A Convenção de Varsóvia foi ratificada pelo Brasil em 24 de novembro de 1931, através do Decreto nº 20.704, devendo ser cumprida nos termos em que foi acordada, ou seja, foi aceita sem reservas pelo governo brasileiro. Sendo assim, a partir deste momento, esse instrumento legal passou a regular a matéria em questão.

Ocorre que, com a edição do CDC em 1990 (Lei nº 8078), surgiu a dúvida se a mencionada convenção deveria continuar regendo o transporte aéreo de passageiros ou se esse novo instrumento legal teria tomado para si esse papel.
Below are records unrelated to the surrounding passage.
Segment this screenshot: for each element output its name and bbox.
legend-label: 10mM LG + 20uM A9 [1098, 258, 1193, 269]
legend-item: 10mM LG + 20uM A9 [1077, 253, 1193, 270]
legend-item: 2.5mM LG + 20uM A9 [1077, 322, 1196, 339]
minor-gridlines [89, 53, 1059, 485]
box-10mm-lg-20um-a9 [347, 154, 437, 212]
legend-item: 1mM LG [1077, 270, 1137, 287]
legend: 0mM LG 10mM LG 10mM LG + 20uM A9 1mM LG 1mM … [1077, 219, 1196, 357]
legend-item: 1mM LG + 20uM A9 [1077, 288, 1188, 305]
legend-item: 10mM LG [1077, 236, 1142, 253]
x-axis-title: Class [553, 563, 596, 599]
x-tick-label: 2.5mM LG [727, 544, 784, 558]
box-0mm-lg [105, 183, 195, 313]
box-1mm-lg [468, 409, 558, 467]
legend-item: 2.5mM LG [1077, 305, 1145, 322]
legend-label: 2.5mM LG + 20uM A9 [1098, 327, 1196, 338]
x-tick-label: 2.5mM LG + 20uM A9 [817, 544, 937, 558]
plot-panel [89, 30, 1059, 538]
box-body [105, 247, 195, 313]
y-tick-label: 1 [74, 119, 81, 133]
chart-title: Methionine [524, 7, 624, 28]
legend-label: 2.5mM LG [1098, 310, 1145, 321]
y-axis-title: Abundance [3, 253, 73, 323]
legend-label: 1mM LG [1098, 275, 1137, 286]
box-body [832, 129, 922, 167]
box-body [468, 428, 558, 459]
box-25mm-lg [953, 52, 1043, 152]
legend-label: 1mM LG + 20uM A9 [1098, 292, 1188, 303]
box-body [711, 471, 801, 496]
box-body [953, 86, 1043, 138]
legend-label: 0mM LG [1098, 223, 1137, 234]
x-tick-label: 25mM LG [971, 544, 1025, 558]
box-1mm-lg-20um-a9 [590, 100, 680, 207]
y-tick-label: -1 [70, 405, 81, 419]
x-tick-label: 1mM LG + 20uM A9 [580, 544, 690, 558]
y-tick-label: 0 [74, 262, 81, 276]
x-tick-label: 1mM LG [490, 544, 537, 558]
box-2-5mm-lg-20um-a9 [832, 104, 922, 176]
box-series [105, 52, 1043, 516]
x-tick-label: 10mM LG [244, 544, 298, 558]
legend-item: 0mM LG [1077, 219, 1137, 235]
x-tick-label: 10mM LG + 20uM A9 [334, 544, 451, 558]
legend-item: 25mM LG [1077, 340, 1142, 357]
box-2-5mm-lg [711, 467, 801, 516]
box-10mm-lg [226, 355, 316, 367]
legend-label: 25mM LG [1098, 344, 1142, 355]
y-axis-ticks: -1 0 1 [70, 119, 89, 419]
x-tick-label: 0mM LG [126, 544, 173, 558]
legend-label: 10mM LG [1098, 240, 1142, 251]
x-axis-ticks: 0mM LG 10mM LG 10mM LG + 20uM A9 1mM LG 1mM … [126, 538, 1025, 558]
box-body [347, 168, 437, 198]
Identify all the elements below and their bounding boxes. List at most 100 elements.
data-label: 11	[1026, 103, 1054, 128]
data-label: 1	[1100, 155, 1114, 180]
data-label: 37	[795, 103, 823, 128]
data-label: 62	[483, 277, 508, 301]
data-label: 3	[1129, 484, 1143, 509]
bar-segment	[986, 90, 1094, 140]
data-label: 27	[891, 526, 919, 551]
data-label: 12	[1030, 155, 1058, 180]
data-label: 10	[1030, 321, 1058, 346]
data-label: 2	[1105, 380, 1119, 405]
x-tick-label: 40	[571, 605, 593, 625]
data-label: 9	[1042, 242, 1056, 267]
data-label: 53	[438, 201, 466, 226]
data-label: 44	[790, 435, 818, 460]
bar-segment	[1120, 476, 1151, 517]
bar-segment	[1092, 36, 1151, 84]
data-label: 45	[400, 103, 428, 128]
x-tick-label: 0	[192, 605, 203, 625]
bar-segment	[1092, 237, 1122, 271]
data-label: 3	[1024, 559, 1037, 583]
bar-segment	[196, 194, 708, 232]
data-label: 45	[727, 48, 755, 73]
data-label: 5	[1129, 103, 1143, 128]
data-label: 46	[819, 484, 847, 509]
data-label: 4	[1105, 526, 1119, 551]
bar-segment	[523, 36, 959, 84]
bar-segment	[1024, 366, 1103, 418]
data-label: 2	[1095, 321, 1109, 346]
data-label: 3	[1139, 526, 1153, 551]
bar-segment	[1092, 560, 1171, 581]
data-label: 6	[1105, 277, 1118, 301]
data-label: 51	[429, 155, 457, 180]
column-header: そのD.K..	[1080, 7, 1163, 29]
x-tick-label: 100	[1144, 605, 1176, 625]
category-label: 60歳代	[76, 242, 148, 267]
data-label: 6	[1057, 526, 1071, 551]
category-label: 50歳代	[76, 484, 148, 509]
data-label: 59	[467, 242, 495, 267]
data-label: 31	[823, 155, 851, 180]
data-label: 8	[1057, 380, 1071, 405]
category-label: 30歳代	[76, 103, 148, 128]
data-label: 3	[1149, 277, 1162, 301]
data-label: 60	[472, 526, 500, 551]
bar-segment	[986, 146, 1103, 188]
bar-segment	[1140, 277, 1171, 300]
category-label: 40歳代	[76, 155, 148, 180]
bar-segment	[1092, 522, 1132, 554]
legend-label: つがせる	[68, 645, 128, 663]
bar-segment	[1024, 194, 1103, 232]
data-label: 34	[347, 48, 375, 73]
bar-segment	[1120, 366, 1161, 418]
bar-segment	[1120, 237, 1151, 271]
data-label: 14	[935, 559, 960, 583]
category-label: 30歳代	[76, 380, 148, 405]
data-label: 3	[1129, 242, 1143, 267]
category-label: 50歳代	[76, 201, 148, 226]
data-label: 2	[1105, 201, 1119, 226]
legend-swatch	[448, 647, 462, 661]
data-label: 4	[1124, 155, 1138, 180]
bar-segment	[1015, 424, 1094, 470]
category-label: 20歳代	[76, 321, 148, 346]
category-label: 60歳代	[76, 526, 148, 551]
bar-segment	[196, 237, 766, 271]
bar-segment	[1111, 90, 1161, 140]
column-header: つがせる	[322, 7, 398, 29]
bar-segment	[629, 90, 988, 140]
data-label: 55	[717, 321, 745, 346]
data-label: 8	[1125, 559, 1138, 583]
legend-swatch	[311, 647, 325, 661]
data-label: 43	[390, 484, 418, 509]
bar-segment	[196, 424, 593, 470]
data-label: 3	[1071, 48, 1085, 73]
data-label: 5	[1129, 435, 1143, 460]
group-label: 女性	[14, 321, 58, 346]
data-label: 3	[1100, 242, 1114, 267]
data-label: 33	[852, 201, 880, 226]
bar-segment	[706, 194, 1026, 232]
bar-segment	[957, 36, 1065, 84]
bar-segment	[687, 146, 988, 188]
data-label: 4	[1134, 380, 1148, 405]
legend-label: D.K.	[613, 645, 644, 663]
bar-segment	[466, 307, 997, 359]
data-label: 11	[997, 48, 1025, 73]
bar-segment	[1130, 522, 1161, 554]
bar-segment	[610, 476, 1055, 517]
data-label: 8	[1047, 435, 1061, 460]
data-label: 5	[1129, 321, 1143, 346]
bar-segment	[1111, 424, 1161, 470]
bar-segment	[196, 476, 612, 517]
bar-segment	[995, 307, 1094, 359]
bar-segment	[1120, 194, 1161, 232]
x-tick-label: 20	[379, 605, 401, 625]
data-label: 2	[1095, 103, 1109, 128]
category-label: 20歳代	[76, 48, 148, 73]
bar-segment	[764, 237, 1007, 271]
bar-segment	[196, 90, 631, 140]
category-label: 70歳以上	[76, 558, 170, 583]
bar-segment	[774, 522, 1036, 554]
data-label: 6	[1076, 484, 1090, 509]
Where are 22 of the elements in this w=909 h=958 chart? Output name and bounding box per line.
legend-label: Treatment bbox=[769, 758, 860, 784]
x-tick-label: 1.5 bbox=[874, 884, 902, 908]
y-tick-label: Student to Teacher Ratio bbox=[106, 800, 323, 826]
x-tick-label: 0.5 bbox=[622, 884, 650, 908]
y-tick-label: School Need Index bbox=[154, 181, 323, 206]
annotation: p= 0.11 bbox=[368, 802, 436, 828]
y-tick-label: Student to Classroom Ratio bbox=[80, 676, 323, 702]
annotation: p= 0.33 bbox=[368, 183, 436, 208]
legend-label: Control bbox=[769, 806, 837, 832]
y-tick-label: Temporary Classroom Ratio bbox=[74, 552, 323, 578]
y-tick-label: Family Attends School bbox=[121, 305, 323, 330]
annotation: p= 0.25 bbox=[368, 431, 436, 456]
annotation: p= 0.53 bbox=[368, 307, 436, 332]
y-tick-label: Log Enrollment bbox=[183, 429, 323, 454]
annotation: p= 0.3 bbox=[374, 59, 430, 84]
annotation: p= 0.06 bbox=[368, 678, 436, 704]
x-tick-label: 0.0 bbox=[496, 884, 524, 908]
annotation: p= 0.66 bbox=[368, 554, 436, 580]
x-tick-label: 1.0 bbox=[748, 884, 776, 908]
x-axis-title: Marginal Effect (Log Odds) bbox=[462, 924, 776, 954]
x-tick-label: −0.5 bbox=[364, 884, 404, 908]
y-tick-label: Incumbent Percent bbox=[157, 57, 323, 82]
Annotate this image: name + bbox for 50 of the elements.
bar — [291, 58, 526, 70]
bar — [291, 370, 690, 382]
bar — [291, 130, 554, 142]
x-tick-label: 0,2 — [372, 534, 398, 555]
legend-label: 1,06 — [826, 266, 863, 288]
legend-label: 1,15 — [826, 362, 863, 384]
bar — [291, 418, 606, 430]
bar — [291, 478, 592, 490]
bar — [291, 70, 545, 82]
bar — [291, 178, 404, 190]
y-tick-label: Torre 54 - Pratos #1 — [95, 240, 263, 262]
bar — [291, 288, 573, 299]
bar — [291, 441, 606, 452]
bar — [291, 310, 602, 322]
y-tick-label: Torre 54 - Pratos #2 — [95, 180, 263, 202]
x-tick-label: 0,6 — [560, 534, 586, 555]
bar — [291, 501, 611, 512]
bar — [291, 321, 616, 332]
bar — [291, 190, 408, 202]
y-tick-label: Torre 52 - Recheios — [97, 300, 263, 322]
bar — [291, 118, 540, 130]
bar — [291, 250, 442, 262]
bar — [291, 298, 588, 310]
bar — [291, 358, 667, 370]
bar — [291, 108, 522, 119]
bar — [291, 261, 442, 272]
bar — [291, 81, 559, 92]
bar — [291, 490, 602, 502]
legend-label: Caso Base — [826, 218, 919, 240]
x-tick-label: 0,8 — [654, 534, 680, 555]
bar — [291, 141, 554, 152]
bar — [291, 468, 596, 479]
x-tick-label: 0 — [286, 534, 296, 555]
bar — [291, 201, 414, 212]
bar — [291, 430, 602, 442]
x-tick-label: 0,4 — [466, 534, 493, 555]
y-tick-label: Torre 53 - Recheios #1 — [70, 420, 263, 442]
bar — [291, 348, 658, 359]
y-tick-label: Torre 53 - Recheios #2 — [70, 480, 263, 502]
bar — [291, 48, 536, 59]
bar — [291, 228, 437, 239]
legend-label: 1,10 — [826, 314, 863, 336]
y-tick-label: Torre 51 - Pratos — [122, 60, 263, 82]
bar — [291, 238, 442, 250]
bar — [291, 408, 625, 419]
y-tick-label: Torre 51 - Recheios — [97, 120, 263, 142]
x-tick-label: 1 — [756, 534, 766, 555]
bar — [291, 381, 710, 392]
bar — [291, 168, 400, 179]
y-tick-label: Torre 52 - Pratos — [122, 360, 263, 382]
Como o CDC regula as diversas modalidades de relação consumerista, é mais geral que a Convenção de Varsóvia que regula, apenas, a questão do transporte aéreo de passageiros, bagagens e mercadorias. Sendo assim, este instrumento legal é mais especial que aquele, devendo prevalecer por conta desta sua especialidade.

Posteriormente a Convenção de Varsóvia foi modificada por instrumento próprio. Protocolo de Montreal foi assinado em 28 de maio de 1999, tendo sido ratificado pelo governo brasileiro em 27 de setembro de 2006 através do Decreto nº 5910.

O Supremo Tribunal Federal, recentemente, manifestou-se sobre a matéria em duas oportunidades, no RE 636331/RJ, rel. Min. Gilmar Mendes, e ARE 766618/SP, rel. Min. Roberto Barroso, 8.5.2014. Em ambos os casos, os supracitados relatores reafirmaram o posicionamento apresentado acima de que a Convenção de Varsóvia, juntamente com seus protocolos adicionais posteriores deveria ser utilizado, pelas razões já apresentadas, como instrumento legislativo regulador da matéria em questão.

REFERÊNCIAS

HOBSBAWM, Eric. Era dos Extremos: o breve século XX. 2.ed. São Paulo: Companhia das Letras, 2010.